O que é o dólar comercial
Existem três tipos de dólar no Brasil. Dessa forma, temos o comercial (para empresas), o turismo (para viagens) e o paralelo (ilegal). Contudo, o comercial é o mais importante: assim, movimenta bilhões de reais por dia e serve de referência para toda a economia.

📊 Número do Dia — US$ 350 bilhões: dinheiro que o Brasil guarda como reserva para proteger nossa moeda
Como funciona a determinação do câmbio
Desde 1999, o Brasil deixa o mercado definir o preço do dólar livremente — como numa feira, onde oferta e procura determinam o valor. Por conseguinte, nenhum órgão do governo escolhe o preço.
Quem oferece dólares? Principalmente exportadores que vendem soja, minério e outros produtos lá fora. Além disso, eles precisam trocar os dólares por reais para pagar funcionários e custos no Brasil.
Quem quer comprar dólares? Sobretudo importadores (para comprar produtos de fora), investidores (para mandar dinheiro para outros países) e brasileiros que vão viajar.
O papel do Banco Central
O Banco Central não escolhe o preço do dólar, no entanto, intervém quando a moeda oscila muito rápido — visto que isso pode quebrar empresas e bagunçar a economia. Dessa forma, as principais ferramentas são:
Leilões de swaps cambiais: uma espécie de seguro que o governo oferece contra variações bruscas do dólar. Assim, protege empresas de prejuízos quando a moeda dispara ou despenca.
Venda direta de dólares: o governo usa suas reservas de US$ 350 bilhões para vender dólares no mercado. De fato, é como jogar mais produtos numa feira para baixar o preço.

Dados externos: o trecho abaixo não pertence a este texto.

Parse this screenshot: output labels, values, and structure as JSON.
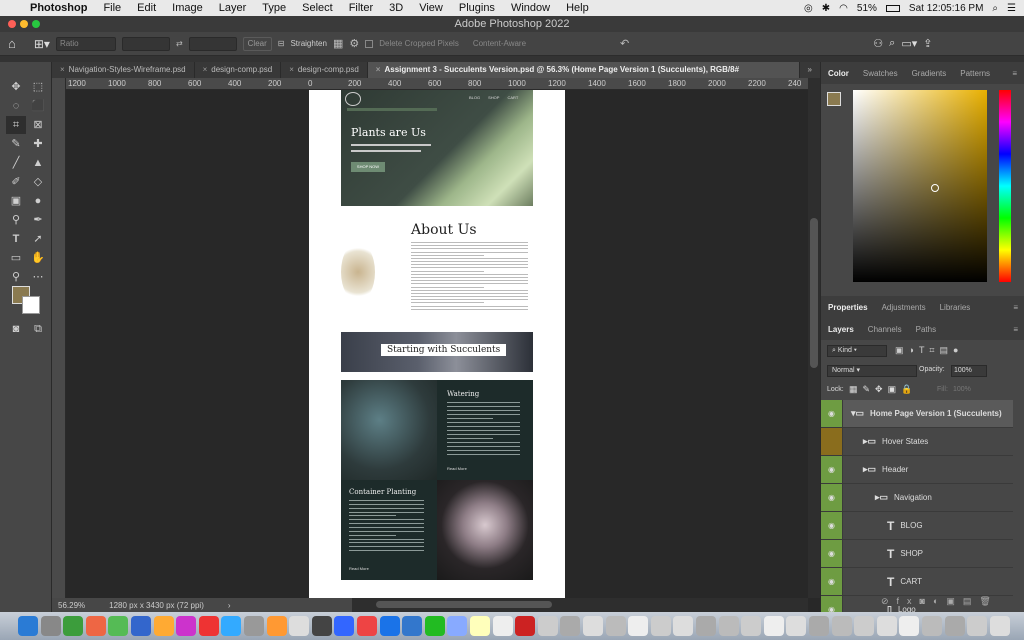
{
  "menubar": {
    "app_name": "Photoshop",
    "items": [
      "File",
      "Edit",
      "Image",
      "Layer",
      "Type",
      "Select",
      "Filter",
      "3D",
      "View",
      "Plugins",
      "Window",
      "Help"
    ],
    "battery": "51%",
    "clock": "Sat 12:05:16 PM"
  },
  "window_title": "Adobe Photoshop 2022",
  "options": {
    "ratio": "Ratio",
    "clear": "Clear",
    "straighten": "Straighten",
    "delete_cropped": "Delete Cropped Pixels",
    "content_aware": "Content-Aware"
  },
  "tabs": [
    {
      "label": "Navigation-Styles-Wireframe.psd"
    },
    {
      "label": "design-comp.psd"
    },
    {
      "label": "design-comp.psd"
    },
    {
      "label": "Assignment 3 - Succulents Version.psd @ 56.3% (Home Page Version 1 (Succulents), RGB/8#"
    }
  ],
  "ruler_labels": [
    "1200",
    "1000",
    "800",
    "600",
    "400",
    "200",
    "0",
    "200",
    "400",
    "600",
    "800",
    "1000",
    "1200",
    "1400",
    "1600",
    "1800",
    "2000",
    "2200",
    "240"
  ],
  "status": {
    "zoom": "56.29%",
    "doc_size": "1280 px x 3430 px (72 ppi)"
  },
  "document": {
    "hero_title": "Plants are Us",
    "hero_button": "SHOP NOW",
    "nav": [
      "BLOG",
      "SHOP",
      "CART"
    ],
    "about_title": "About Us",
    "banner_title": "Starting with Succulents",
    "watering_title": "Watering",
    "read_more": "Read More",
    "container_title": "Container Planting"
  },
  "panels": {
    "color_tabs": [
      "Color",
      "Swatches",
      "Gradients",
      "Patterns"
    ],
    "prop_tabs": [
      "Properties",
      "Adjustments",
      "Libraries"
    ],
    "layer_tabs": [
      "Layers",
      "Channels",
      "Paths"
    ],
    "kind": "Kind",
    "blend": "Normal",
    "opacity_label": "Opacity:",
    "opacity": "100%",
    "lock_label": "Lock:",
    "fill_label": "Fill:",
    "fill": "100%",
    "layers": [
      {
        "name": "Home Page Version 1 (Succulents)",
        "type": "group",
        "indent": 0
      },
      {
        "name": "Hover States",
        "type": "folder",
        "indent": 1
      },
      {
        "name": "Header",
        "type": "folder",
        "indent": 1
      },
      {
        "name": "Navigation",
        "type": "folder",
        "indent": 2
      },
      {
        "name": "BLOG",
        "type": "text",
        "indent": 3
      },
      {
        "name": "SHOP",
        "type": "text",
        "indent": 3
      },
      {
        "name": "CART",
        "type": "text",
        "indent": 3
      },
      {
        "name": "Logo",
        "type": "image",
        "indent": 3
      }
    ]
  },
  "colors": {
    "foreground": "#8a7a50",
    "accent": "#6e9c42"
  }
}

Fatores que influenciam a alta do dólar
Vários fatores fazem o dólar subir no Brasil:
Instabilidade mundial: quando o mundo fica instável, por exemplo, investidores correm para o dólar americano — como pessoas correndo para um abrigo na tempestade. Por isso, resultado: dólar em alta no mundo todo.
Problemas nas contas do governo: quando o governo gasta mais do que arrecada por muito tempo, por outro lado, investidores ficam desconfiados. Em seguida, alguns tiram dinheiro do Brasil, aumentando a procura por dólares.
Preço das commodities: quando soja, minério e petróleo ficam baratos, portanto, o Brasil recebe menos dólares. Dessa forma, menos oferta = dólar mais caro.
Fuga de capitais: quando sai mais dinheiro estrangeiro do que entra no Brasil, por conseguinte, aumenta a corrida pelo dólar.
Por que isso importa
O dólar é, assim, o preço que afeta todo mundo no Brasil, ricos e pobres. Da mesma forma, mexe no seu bolso: do preço da gasolina ao custo do celular importado.
Dólar alto encarece combustíveis, eletrônicos, trigo (que vira pão) e remédios importados. Além disso, isso pressiona a inflação e torna a dívida do governo mais cara. Por outro lado, para quem exporta ou trabalha com turismo, é uma oportunidade de ganhar mais. Em contrapartida, para o consumidor comum, geralmente significa apertar mais o cinto.